The newly christened Chuck is in for a bit of shaping up. The only answer Grandpa will take is "Yessir" and to add to Charlie's penance, his girl cousin Roxie, plays basketball way better than he does and is as hard a taskmaster on court as Grandpa is at home. Charlie takes refuge in a stack of his dad's old comic books and in the fact that he's beginning to make his foul shots and snag some rebounds in his games with Roxie. By midsummer, Charlie has become Chuck. He's master of the push mower and is getting close to beating Roxie at H.O.R.S.E.

But then he sneaks off from the family Fourth of July barbecue to meet Skinny at the Roller Skating Rink in town, where again Ivan leaves the two younger boys holding the bag, this one filled with marijuana. Skinny and Charlie are arrested, and Charlie has plenty of time to think about how he got there while he waits at the jail.
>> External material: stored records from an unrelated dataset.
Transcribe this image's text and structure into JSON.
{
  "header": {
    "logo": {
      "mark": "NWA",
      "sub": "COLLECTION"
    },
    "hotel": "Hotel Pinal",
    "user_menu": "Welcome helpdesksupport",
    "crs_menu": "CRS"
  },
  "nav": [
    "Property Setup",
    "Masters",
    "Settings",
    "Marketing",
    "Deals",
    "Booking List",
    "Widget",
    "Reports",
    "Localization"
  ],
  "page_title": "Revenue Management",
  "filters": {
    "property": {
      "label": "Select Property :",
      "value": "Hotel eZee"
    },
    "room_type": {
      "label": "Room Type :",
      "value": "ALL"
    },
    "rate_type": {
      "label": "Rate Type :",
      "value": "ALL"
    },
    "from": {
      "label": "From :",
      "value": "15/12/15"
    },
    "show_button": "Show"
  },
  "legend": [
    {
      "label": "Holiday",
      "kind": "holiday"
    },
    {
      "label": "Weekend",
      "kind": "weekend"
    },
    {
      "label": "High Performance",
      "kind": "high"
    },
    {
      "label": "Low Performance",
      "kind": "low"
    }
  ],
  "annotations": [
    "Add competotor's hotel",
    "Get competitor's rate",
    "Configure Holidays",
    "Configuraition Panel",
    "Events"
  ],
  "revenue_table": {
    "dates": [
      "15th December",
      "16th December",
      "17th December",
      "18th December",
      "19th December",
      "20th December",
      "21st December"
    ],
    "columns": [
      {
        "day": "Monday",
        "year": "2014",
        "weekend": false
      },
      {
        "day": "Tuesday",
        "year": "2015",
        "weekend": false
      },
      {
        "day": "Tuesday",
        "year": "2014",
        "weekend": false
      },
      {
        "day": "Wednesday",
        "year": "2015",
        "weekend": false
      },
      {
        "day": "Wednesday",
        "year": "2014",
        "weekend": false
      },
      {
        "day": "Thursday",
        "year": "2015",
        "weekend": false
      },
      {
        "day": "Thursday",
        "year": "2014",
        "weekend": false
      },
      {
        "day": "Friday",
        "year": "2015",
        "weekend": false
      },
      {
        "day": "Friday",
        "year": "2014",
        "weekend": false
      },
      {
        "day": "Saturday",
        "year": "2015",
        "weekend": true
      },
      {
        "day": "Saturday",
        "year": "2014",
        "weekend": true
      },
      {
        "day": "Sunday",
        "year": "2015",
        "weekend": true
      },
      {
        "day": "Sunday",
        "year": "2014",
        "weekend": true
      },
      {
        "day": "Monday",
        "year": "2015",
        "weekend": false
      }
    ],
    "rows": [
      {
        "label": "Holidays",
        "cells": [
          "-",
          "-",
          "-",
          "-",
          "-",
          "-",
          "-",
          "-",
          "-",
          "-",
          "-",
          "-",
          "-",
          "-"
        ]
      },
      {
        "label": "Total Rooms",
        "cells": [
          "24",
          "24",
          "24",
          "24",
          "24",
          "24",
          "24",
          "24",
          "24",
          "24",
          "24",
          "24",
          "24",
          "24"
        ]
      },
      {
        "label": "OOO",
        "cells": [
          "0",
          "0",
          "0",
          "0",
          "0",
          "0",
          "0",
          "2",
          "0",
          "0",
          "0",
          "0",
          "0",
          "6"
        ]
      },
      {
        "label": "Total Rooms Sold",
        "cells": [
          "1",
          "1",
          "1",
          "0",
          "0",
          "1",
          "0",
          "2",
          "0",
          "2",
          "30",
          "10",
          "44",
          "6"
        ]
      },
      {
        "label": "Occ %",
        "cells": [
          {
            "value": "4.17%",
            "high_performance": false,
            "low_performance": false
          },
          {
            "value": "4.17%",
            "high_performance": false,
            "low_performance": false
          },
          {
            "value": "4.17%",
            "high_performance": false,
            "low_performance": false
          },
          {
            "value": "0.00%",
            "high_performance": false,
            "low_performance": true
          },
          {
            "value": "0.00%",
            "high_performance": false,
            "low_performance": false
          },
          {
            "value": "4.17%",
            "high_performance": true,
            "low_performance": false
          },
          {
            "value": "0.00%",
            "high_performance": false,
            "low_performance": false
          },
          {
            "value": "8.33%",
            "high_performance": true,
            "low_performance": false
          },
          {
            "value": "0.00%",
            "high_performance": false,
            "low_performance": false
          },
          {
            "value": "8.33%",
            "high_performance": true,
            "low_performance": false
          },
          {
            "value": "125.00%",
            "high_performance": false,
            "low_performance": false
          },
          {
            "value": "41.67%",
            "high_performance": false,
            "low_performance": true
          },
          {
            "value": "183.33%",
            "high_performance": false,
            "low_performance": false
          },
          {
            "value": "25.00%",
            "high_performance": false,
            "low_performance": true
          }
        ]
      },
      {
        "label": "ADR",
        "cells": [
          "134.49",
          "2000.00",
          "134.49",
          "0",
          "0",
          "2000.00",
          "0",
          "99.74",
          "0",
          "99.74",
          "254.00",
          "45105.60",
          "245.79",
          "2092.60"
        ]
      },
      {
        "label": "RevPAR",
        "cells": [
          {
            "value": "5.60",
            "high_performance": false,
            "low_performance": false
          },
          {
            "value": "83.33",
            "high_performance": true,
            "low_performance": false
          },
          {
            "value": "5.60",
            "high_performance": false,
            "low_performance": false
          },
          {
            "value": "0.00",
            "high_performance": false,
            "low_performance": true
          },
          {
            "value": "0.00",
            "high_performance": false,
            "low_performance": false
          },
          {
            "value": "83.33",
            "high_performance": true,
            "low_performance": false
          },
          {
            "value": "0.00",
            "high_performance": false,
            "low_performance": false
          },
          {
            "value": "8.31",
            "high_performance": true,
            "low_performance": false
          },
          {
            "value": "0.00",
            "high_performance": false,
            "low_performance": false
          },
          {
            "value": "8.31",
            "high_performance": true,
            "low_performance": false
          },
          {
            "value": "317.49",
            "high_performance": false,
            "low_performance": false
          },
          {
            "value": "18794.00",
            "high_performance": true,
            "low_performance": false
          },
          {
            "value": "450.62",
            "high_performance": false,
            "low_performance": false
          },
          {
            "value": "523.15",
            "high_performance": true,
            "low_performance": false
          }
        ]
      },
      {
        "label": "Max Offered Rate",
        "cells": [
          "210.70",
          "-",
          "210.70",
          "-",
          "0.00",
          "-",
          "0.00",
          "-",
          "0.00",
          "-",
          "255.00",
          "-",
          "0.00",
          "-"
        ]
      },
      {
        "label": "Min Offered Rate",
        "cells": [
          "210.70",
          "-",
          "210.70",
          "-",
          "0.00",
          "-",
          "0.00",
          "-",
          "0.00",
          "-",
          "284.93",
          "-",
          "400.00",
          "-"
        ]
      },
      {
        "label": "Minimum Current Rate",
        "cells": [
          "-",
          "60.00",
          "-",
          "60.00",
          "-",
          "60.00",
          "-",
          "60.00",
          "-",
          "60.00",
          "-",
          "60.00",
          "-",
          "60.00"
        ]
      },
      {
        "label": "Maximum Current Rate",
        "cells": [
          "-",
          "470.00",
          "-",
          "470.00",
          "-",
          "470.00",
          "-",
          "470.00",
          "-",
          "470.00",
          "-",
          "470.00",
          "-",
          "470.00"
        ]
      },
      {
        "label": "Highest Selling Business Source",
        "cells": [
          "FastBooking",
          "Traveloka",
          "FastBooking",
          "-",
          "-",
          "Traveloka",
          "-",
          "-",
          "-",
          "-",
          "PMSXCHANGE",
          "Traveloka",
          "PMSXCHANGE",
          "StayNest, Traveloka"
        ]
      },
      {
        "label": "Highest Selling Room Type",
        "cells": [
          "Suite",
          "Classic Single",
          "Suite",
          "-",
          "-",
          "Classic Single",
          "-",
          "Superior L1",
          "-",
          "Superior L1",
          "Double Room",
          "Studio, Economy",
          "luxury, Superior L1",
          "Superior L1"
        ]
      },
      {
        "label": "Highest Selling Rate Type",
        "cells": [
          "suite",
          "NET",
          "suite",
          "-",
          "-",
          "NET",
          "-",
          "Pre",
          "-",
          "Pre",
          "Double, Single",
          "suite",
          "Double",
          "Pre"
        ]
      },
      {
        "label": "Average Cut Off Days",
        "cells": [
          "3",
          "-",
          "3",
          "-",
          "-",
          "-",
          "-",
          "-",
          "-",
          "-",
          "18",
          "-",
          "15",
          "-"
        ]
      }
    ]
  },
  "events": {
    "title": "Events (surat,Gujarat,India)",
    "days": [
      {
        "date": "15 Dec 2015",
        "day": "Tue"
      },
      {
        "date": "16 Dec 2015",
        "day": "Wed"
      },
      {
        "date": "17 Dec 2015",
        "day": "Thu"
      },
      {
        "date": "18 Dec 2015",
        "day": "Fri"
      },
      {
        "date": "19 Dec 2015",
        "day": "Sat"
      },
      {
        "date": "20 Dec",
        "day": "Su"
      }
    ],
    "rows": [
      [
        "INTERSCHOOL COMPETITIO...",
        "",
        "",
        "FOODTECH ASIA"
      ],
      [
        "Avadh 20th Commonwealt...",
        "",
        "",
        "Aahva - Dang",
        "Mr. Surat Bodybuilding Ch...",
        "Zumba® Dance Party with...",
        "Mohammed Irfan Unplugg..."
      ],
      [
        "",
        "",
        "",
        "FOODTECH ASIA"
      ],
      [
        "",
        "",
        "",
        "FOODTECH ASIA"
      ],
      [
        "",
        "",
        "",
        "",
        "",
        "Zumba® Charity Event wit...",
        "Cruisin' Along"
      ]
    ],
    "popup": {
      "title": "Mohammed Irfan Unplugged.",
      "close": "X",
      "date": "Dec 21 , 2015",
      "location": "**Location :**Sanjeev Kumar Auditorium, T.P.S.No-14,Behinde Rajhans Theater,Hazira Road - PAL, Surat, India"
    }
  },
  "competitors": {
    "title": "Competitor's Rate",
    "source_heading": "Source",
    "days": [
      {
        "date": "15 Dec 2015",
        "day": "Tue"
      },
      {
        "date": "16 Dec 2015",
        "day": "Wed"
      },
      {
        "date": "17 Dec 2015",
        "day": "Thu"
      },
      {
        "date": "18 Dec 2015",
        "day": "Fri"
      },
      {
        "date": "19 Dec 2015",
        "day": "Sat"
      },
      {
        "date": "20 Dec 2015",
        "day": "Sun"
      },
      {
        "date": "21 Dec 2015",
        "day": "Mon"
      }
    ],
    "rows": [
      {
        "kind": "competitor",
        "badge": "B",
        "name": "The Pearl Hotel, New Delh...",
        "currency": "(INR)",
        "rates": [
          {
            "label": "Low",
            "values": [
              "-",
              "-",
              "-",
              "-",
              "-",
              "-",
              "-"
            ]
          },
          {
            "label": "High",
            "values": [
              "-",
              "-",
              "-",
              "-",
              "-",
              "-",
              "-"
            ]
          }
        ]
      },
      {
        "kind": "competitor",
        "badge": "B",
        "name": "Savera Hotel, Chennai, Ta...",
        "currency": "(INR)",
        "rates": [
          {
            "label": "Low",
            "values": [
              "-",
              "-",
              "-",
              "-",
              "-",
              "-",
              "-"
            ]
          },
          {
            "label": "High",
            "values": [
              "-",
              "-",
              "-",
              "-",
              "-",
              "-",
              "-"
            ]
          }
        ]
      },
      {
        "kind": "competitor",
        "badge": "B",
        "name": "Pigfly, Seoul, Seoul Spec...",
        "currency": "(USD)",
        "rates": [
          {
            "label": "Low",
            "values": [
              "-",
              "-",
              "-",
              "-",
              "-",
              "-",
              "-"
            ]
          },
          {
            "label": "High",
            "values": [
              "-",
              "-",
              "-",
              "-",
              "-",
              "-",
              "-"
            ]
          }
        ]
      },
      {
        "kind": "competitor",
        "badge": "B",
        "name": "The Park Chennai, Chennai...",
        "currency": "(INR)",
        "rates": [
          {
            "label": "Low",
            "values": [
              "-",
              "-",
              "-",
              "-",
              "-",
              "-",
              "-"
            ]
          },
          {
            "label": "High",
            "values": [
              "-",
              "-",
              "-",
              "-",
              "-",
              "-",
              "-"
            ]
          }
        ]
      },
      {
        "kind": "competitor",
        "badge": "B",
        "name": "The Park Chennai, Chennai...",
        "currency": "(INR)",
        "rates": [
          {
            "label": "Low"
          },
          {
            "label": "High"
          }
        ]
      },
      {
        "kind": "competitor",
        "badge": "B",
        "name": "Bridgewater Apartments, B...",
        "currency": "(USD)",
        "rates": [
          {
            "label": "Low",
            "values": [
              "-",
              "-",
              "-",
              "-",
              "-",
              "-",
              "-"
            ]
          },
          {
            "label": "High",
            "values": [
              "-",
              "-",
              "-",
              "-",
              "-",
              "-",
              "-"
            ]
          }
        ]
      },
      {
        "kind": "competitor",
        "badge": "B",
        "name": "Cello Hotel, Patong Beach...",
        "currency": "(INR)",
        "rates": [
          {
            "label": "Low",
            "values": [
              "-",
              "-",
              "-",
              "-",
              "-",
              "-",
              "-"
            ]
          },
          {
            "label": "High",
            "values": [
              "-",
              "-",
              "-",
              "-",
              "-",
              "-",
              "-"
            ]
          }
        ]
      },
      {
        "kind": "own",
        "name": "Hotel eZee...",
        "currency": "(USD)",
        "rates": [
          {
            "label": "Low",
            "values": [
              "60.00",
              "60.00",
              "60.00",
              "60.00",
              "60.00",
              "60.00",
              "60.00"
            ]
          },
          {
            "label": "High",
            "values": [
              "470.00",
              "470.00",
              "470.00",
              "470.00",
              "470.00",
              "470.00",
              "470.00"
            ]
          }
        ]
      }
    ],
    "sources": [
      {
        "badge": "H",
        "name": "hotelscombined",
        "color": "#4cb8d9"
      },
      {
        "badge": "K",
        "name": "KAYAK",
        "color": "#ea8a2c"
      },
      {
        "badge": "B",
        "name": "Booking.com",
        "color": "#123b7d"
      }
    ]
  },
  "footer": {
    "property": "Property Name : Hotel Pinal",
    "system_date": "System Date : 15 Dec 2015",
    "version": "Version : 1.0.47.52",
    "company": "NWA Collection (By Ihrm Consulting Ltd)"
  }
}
If I ever get out of here, I'm gonna do better, I promise, Charlie tells himself as he waits at the police station.

Charlie imagines the Black Panther breaking through the door to rescue him.

But it's Grandpa and his lawyer friend Smitty who come through the door tobail him out and take him home.

"I'll tell you again, Chuck." says Grandpa. "This is a team sport. You can surround yourself with people who don't play by the rules, or you can surround yourself with those who do. If you choose wrong, don't start complaining when the coach takes you out of the game.

We're all suffering, but we still here, Chuck."

Sometimes you win the game with a slam dunk, and sometimes what wins the game is a rebound, in Kwame Alexander's forthcoming Rebound (Houghton Mifflin Harcourt, 2018), the prequel to the author's 2015 Newbery Award-winning The Crossover. (see review here).  In the summer of 1988 Charlie becomes Chuck Bell, Da Man, college superstar, coach, and father to the rival brothers Josh and Jordan Bell, who in their time will also suffer the sudden loss of their father, Chuck.

Writing in a form of blank verse, the winner of multiple awards, Kwame Alexander, again gets inside his thirteen-year-old character's heart and mind at a crucial time in his life, a time when, as he says, he finds his way out of a black hole and into a life in which in twenty years his twin sons will want to honor his memory. As in his first book, Alexander makes use of basketball as a metaphor for life, with his thirteen-year-old protagonist on the cusp between childhood and maturity, now and later, like his favorite candy, in which Charlie learns that even when you shoot and miss, you always try to rebound your own shot.